The median PFS had not yet been reached in the brigatinib arm and was 9.8 months in the crizotinib arm. Overall, 71% of patients with ALK-positive non-small cell lung cancer had a confirmed response to brigatinib, compared with 60% treated with crizotinib.
"In 2017, alectinib, another next-generation ALK-inhibitor, showed that it was superior to crizotinib in the first-line setting through the ALEX trial and now, in 2018, brigatinib is set to join alectinib as a 1st line option for ALK-positive lung cancer," said D. Ross Camidge.
"On one level ALTA-1L was a trial very reflective of real-world situations," said Sanjay Popat. "Patients could enter the study having been shown to be ALK+ by any diagnostic test and they could also have been exposed to prior chemotherapy."

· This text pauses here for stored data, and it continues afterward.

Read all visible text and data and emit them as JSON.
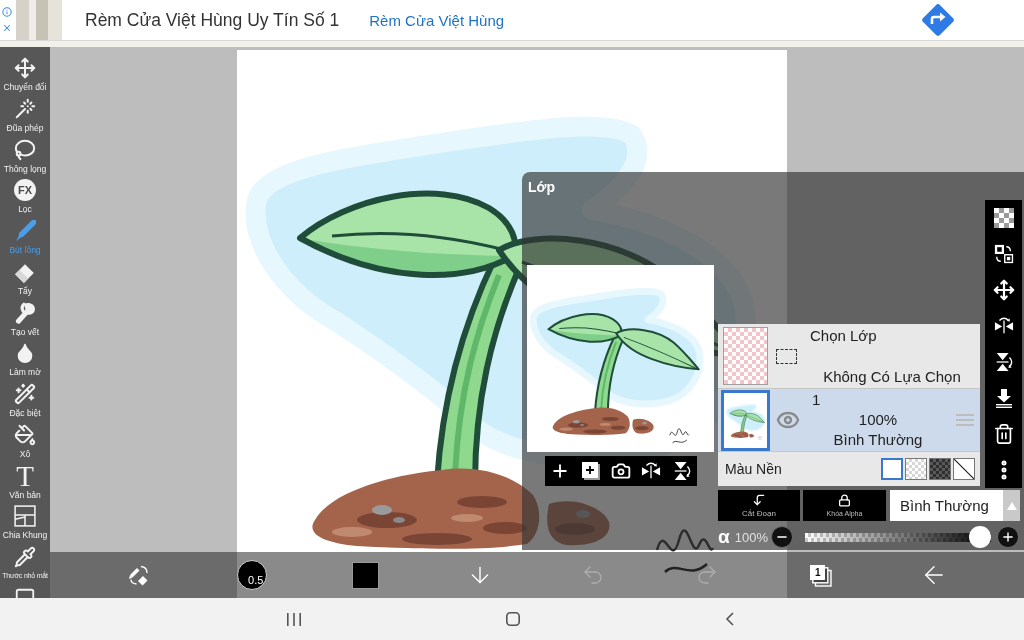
{
  "ad_banner": {
    "title": "Rèm Cửa Việt Hùng Uy Tín Số 1",
    "link": "Rèm Cửa Việt Hùng"
  },
  "tool_sidebar": {
    "items": [
      {
        "label": "Chuyển đổi",
        "selected": false
      },
      {
        "label": "Đũa phép",
        "selected": false
      },
      {
        "label": "Thông lọng",
        "selected": false
      },
      {
        "label": "Lọc",
        "glyph": "FX",
        "selected": false
      },
      {
        "label": "Bút lông",
        "selected": true
      },
      {
        "label": "Tẩy",
        "selected": false
      },
      {
        "label": "Tạo vết",
        "selected": false
      },
      {
        "label": "Làm mờ",
        "selected": false
      },
      {
        "label": "Đặc biệt",
        "selected": false
      },
      {
        "label": "Xô",
        "selected": false
      },
      {
        "label": "Văn bản",
        "glyph": "T",
        "selected": false
      },
      {
        "label": "Chia Khung",
        "selected": false
      },
      {
        "label": "Thước nhỏ mắt",
        "selected": false
      },
      {
        "selected": false
      }
    ]
  },
  "layer_panel": {
    "title": "Lớp",
    "selection": {
      "name": "Chọn Lớp",
      "status": "Không Có Lựa Chọn"
    },
    "layers": [
      {
        "name": "1",
        "opacity": "100%",
        "blend_mode": "Bình Thường",
        "visible": true,
        "selected": true
      }
    ],
    "background": {
      "label": "Màu Nền",
      "swatches": [
        {
          "kind": "white",
          "selected": true
        },
        {
          "kind": "checker",
          "selected": false
        },
        {
          "kind": "dark",
          "selected": false
        },
        {
          "kind": "none",
          "selected": false
        }
      ]
    },
    "actions": [
      {
        "kind": "clip",
        "label": "Cắt Đoạn"
      },
      {
        "kind": "lock",
        "label": "Khóa Alpha"
      }
    ],
    "blend_mode": "Bình Thường",
    "opacity": {
      "symbol": "α",
      "reading": "100%",
      "level": 1
    }
  },
  "bottom_toolbar": {
    "items": [
      {
        "kind": "swap",
        "disabled": false
      },
      {
        "kind": "size",
        "text": "0.5",
        "disabled": false
      },
      {
        "kind": "color",
        "color": "#000000",
        "disabled": false
      },
      {
        "kind": "down",
        "disabled": false
      },
      {
        "kind": "undo",
        "disabled": true
      },
      {
        "kind": "redo",
        "disabled": true
      },
      {
        "kind": "layers",
        "text": "1",
        "disabled": false
      },
      {
        "kind": "back",
        "disabled": false
      }
    ]
  }
}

The rate at which patients required dose reduction due to side effects was 29% for brigatinib and 21% for crizotinib. Adverse events occurring more often with brigatinib were dominated by laboratory changes in blood levels of muscle enzymes (CPK), and of pancreatic enzymes amylase and lipase, which were the most common reasons for protocol-mandated dose reductions.
Early onset pneumonitis, occurring within 14 days of starting drug, seems to be a unique feature of brigatinib among ALK inhibitors, but this adverse event only occurred in 3 percent of patients in ALTA-1L.
Similar maturation of data was seen in the ALEX trial comparing crizotinib with alectinib—with 10 additional months of follow-up between presentations at ASCO 2017 and ASCO 2018, the reduction in the risk of progression by investigator assessment with alectinib compared with crizotinib increased from 53% to 57%.
"Brigatinib has previously, reproducibly, demonstrated the longest PFS of any next-generation ALK inhibitor given immediately after crizotinib, including alectinib, ceritinib and lorlatinib. We can hypothesize as to why, but the real question is whether this post-crizotinib clinical ranking will translate into comparable 1st line ranking, and it will take some time to see what emerges in the mature datasets," said Popat.